Neil Hunt, the company's chief product officer, said most of the Kevin Spacey political drama was shot in the new future-thinking format.
He said that Netflix hopes to have the raw 4K footage in its hands later this year and says the company will begin streaming it to those few customers with the super-expensive sets as soon as possible.
"Our own original House of Cards was shot in 4K," Hunt told The Verge
"It's being mastered in full HD, but the raw footage, or a good chunk of it, was shot in 4K, and we hope to have some House of Cards 4K encodes later this year."
Naturally, there won't be too many viewers able to take advantage of the extra resolution, which boasts four times as many pixels as current HD content, due to the crippling expense of first-gen Ultra HD televisions.
Hunt told The Verge that 4K content "will likely be streamed first before anywhere else" (i.e. broadcast, disc), but that presents another problem beyond the expense of the screens. How on earth are those without super-fast broadband going to be able to manage such massive files?

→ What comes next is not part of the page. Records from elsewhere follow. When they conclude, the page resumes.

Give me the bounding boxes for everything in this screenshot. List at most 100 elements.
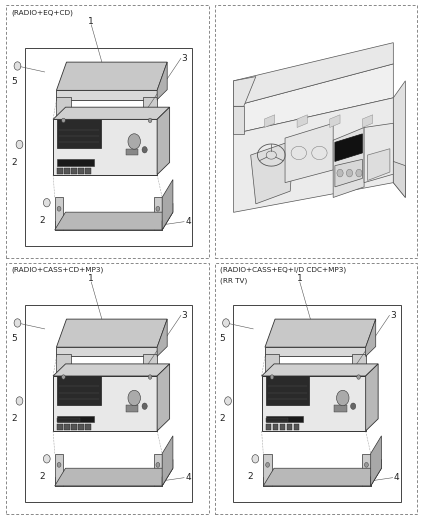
Polygon shape: [365, 319, 376, 357]
Bar: [78, 424, 84, 430]
Bar: [6, 263, 209, 514]
Text: 1: 1: [297, 275, 303, 283]
Circle shape: [252, 455, 259, 463]
Polygon shape: [264, 115, 275, 127]
Circle shape: [156, 206, 160, 211]
Circle shape: [351, 403, 356, 409]
Bar: [55, 221, 162, 230]
Text: 2: 2: [39, 216, 44, 225]
Circle shape: [356, 169, 362, 177]
Polygon shape: [157, 62, 167, 100]
Bar: [266, 376, 310, 405]
Bar: [273, 424, 278, 430]
Polygon shape: [261, 364, 378, 376]
Bar: [280, 424, 286, 430]
Bar: [233, 305, 401, 502]
Circle shape: [57, 206, 61, 211]
Circle shape: [44, 455, 50, 463]
Bar: [215, 5, 417, 258]
Polygon shape: [263, 468, 382, 486]
Bar: [57, 159, 94, 166]
Bar: [78, 168, 84, 173]
Circle shape: [14, 62, 21, 70]
Bar: [64, 424, 70, 430]
Circle shape: [142, 147, 147, 153]
Bar: [71, 168, 77, 173]
Bar: [25, 305, 192, 502]
Bar: [57, 168, 63, 173]
Circle shape: [14, 319, 21, 327]
Text: 2: 2: [11, 158, 17, 167]
Bar: [56, 97, 71, 133]
Polygon shape: [364, 123, 393, 183]
Polygon shape: [371, 436, 382, 486]
Polygon shape: [330, 115, 340, 127]
Bar: [126, 149, 138, 155]
Bar: [85, 424, 91, 430]
Circle shape: [128, 134, 140, 149]
Polygon shape: [53, 107, 170, 120]
Circle shape: [365, 462, 368, 467]
Bar: [53, 376, 157, 431]
Bar: [266, 424, 272, 430]
Bar: [57, 416, 94, 422]
Circle shape: [337, 390, 349, 406]
Bar: [57, 120, 101, 148]
Bar: [335, 405, 347, 412]
Circle shape: [148, 375, 152, 379]
Bar: [215, 263, 417, 514]
Text: 2: 2: [39, 472, 44, 481]
Polygon shape: [251, 140, 294, 204]
Polygon shape: [393, 81, 405, 197]
Bar: [64, 168, 70, 173]
Circle shape: [128, 390, 140, 406]
Bar: [352, 354, 365, 389]
Circle shape: [57, 462, 61, 467]
Polygon shape: [297, 115, 308, 127]
Bar: [294, 424, 299, 430]
Text: 2: 2: [11, 414, 17, 423]
Polygon shape: [162, 459, 173, 486]
Bar: [263, 477, 371, 486]
Polygon shape: [393, 161, 405, 197]
Bar: [154, 197, 162, 230]
Bar: [362, 454, 371, 486]
Bar: [265, 354, 279, 389]
Bar: [6, 5, 209, 258]
Text: 5: 5: [11, 334, 17, 342]
Circle shape: [16, 397, 23, 405]
Polygon shape: [56, 319, 167, 347]
Text: 1: 1: [88, 17, 94, 26]
Bar: [55, 197, 63, 230]
Bar: [261, 376, 365, 431]
Text: 4: 4: [394, 473, 400, 482]
Circle shape: [337, 169, 343, 177]
Polygon shape: [265, 319, 376, 347]
Text: (RADIO+CASS+EQ+I/D CDC+MP3): (RADIO+CASS+EQ+I/D CDC+MP3): [220, 267, 346, 273]
Text: 2: 2: [247, 472, 253, 481]
Circle shape: [357, 375, 360, 379]
Bar: [265, 347, 365, 357]
Polygon shape: [333, 127, 364, 197]
Bar: [53, 120, 157, 175]
Bar: [57, 376, 101, 405]
Polygon shape: [233, 106, 244, 134]
Text: 3: 3: [181, 54, 187, 63]
Text: 1: 1: [88, 275, 94, 283]
Text: 3: 3: [181, 311, 187, 320]
Bar: [56, 90, 157, 100]
Polygon shape: [285, 123, 333, 183]
Bar: [56, 354, 71, 389]
Bar: [57, 418, 80, 422]
Bar: [143, 354, 157, 389]
Polygon shape: [365, 364, 378, 431]
Polygon shape: [157, 319, 167, 357]
Text: (RADIO+EQ+CD): (RADIO+EQ+CD): [11, 9, 73, 16]
Circle shape: [44, 198, 50, 207]
Polygon shape: [162, 436, 173, 486]
Bar: [266, 418, 288, 422]
Bar: [266, 416, 303, 422]
Circle shape: [266, 462, 269, 467]
Polygon shape: [363, 115, 373, 127]
Polygon shape: [56, 62, 167, 90]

The David Fincher-directed political drama starring Kevin Spacey has been a critical success for the streaming giant since the entire series became available to subscribers back in January.
The on-demand company is hoping to become an original content provider to match the likes of HBO and Showtime in the United States and Sky and ITV in the UK.
Later this year the company will begin exclusively streaming the long-awaited fourth series of Arrested Development, which it produced.